Soon, checks were arriving in their post office box, with the training tapes shipped out the same way. It was a simple mail order business. The business grew, and by 2001, annual revenue hit $3.7 million. But the attacks on New York City's Twin Towers on September 11, 2001, caused air travel to dry up overnight. "No one wanted to come to Ojai, California, for a training class," Weinman recalls. At the same time, the dot-com boom of the late 1990s was turning to dust. "People who had been paying to come to our workshops had been doing it with funny money. We were very worried that we were going to go out of business."
Staff was cut from 35 to 9 to keep the business afloat. Then Heavin came up with another idea. "There's only so much you can do with a couple of kids in a shipping room." He wanted to start selling their videos online. They started with 24 courses in 2002, the same things they'd been teaching and writing about. "We were way too early," recalls Weinman. The internet was dial-up in those days, and bandwidth was limited. By the end of the first year, they had only 1,000 customers paying $25 per month for a subscription that provided access to all their titles. Worse, subscriptions were cannibalizing the sale of the stand-alone videos, which were being sold at $150 each.
Nonetheless, sales grew and within less than five years, the company was back to its pre-2001 revenue level.
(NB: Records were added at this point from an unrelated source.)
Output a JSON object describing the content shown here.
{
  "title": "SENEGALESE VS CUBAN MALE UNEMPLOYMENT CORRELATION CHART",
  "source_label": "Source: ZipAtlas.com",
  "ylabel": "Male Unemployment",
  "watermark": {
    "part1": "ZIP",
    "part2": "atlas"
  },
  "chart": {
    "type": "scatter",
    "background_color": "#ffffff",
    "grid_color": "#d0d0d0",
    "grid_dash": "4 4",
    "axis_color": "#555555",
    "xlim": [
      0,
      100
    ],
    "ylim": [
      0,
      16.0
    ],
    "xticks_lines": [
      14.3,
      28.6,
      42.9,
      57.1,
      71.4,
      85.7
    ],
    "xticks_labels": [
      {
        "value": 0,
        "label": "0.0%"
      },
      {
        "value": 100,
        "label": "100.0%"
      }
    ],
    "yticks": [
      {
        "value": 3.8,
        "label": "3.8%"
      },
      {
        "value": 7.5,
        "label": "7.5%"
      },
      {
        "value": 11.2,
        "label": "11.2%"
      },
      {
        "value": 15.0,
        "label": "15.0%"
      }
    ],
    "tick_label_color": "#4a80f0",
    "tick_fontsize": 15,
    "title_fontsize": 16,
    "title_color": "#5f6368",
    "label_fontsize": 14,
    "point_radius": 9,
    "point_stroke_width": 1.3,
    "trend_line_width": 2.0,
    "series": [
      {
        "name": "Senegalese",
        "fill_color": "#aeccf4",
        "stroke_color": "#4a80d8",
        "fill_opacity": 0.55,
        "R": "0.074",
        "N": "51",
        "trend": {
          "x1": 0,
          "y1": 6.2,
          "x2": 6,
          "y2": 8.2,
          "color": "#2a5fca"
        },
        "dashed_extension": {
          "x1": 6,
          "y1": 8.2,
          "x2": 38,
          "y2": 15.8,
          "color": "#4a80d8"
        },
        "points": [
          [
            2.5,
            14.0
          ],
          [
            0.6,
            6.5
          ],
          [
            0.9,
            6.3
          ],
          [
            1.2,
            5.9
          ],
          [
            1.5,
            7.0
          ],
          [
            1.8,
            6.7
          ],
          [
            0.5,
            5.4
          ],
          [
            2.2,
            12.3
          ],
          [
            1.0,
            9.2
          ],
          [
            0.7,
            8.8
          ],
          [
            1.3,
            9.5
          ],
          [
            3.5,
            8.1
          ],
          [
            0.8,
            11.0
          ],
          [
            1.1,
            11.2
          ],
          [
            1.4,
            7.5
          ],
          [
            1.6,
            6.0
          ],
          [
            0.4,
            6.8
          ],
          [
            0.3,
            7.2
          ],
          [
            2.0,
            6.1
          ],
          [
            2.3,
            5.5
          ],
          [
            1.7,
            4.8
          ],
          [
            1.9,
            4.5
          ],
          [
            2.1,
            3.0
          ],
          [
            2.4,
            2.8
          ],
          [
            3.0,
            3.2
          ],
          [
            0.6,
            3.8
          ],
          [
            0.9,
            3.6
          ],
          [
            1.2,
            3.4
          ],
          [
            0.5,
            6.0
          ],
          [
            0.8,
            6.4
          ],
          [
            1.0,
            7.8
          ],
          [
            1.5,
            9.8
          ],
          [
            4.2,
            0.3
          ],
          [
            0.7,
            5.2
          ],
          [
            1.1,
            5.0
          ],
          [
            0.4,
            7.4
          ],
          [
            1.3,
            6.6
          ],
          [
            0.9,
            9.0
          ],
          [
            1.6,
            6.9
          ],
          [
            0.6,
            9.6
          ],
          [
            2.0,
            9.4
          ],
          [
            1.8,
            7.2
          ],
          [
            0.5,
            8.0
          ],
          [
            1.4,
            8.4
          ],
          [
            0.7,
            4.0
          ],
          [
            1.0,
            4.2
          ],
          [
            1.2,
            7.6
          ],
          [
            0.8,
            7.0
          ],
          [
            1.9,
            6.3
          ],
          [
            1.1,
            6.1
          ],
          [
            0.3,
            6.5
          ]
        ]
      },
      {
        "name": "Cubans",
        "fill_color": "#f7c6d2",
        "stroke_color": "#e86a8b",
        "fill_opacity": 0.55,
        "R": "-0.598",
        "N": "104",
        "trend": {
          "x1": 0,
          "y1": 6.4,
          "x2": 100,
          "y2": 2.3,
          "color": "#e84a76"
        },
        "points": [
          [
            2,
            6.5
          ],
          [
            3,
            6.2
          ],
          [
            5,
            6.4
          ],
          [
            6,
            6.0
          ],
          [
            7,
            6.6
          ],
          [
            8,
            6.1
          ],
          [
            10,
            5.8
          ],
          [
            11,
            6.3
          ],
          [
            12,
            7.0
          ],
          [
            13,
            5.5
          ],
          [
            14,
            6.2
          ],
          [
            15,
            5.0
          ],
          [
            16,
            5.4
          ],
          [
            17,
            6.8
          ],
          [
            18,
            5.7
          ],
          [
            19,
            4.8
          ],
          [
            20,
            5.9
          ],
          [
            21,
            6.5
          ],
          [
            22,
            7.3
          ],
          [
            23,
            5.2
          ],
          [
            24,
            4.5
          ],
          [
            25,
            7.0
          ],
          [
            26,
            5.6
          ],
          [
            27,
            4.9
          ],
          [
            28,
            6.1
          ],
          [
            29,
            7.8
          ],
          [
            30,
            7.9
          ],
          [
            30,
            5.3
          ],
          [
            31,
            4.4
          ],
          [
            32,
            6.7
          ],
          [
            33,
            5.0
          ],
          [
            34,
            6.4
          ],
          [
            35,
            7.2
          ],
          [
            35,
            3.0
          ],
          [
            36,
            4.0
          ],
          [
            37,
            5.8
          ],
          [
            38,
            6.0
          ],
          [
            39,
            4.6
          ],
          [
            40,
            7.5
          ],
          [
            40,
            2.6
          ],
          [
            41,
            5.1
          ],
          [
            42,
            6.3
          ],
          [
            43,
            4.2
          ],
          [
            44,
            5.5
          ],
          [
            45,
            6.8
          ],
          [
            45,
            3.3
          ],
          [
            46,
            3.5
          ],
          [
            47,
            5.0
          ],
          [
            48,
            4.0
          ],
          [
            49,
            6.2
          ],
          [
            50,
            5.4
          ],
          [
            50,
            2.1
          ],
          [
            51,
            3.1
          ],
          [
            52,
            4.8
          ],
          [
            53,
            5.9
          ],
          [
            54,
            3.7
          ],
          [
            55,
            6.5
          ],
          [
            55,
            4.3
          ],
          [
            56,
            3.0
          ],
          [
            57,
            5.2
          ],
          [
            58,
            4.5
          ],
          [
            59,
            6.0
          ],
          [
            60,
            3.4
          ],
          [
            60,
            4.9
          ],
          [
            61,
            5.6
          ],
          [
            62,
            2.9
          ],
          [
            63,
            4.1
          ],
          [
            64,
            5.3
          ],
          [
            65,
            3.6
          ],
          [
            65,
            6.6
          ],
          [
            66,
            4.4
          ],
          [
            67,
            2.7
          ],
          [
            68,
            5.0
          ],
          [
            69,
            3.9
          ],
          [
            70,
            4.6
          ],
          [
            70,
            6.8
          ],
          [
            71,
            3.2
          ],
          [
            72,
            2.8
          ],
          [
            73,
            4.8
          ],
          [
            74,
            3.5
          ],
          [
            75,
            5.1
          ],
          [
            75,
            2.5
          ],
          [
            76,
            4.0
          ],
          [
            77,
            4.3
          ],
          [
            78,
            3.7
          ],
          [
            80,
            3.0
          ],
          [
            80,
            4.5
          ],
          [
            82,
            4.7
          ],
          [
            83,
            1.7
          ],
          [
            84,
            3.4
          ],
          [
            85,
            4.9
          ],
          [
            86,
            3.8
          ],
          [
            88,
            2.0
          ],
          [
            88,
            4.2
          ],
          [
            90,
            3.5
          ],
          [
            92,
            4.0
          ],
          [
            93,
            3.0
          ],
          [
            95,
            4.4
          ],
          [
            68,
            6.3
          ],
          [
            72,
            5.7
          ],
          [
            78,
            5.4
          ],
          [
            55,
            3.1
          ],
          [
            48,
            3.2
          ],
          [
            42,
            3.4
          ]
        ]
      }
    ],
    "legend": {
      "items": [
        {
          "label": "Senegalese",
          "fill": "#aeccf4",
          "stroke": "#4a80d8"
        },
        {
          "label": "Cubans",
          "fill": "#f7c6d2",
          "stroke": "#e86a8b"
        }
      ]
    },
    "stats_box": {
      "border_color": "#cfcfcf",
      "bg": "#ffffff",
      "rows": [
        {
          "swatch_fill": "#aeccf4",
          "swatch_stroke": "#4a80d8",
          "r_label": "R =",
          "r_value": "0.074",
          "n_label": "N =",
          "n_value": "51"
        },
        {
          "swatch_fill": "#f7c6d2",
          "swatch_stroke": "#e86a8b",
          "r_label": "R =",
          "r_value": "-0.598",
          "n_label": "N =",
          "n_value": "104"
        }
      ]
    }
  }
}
They stopped in-person classes. Stopped writing books. No more DVDs. They went all-in on the online idea. As it turned out, people everywhere who taught Photoshop and web design were using Weinman's courses, and bringing them into their schools and into their companies. Says Heavin, "We'd be installed in all of Apple, all of Adobe, all of Microsoft, all of Google. And the employees were starting to demand that companies bring it in. It was just a word-of-mouth thing."
In 2007, having passed the 100,000-subscriber milestone, they brought in an outside CEO, Eric Robison. "We were fumbling with success," says Heavin. "Here I am an art student, and Lynda is a teacher. We had no business background." Revenue had hit $10 million, and California's venture capital community had noticed. The phone was ringing off the hook. As the new team took shape, they stepped on the gas. Sales reached $100 million in 2012. In 2013, somewhat reluctantly, the couple finally took outside investment. The business grew even faster, and in 2015, LinkedIn made an unsolicited offer to buy the business. LinkedIn wanted to broaden its business from helping its users with "how to get a job," and add "how to get trained." LinkedIn paid $1.5 billion for the business, which they subsequently rebranded as LinkedIn Learning. The business that Weinman and Heavin had lovingly nurtured for nearly 20 years had made its mark!
Arguably, Weinman changed the world for many of the more than four million students who took one or more of Lynda. com's online courses. New skills. New passions. New jobs. New careers. Lynda Weinman is the poster child, the exemplar entrepreneur, perhaps, whose journey foretells the lessons I impart in my book. In my view, it was Weinman's innate entrepreneurial mindset, as much as her superb pedagogy, that made her journey so successful. Fortunately for you, you don't have to have been born with these six break-the-rules elements of an entrepreneurial mindset. You can learn them, and apply them. After all, entrepreneurs are made, not born- at least most of the time!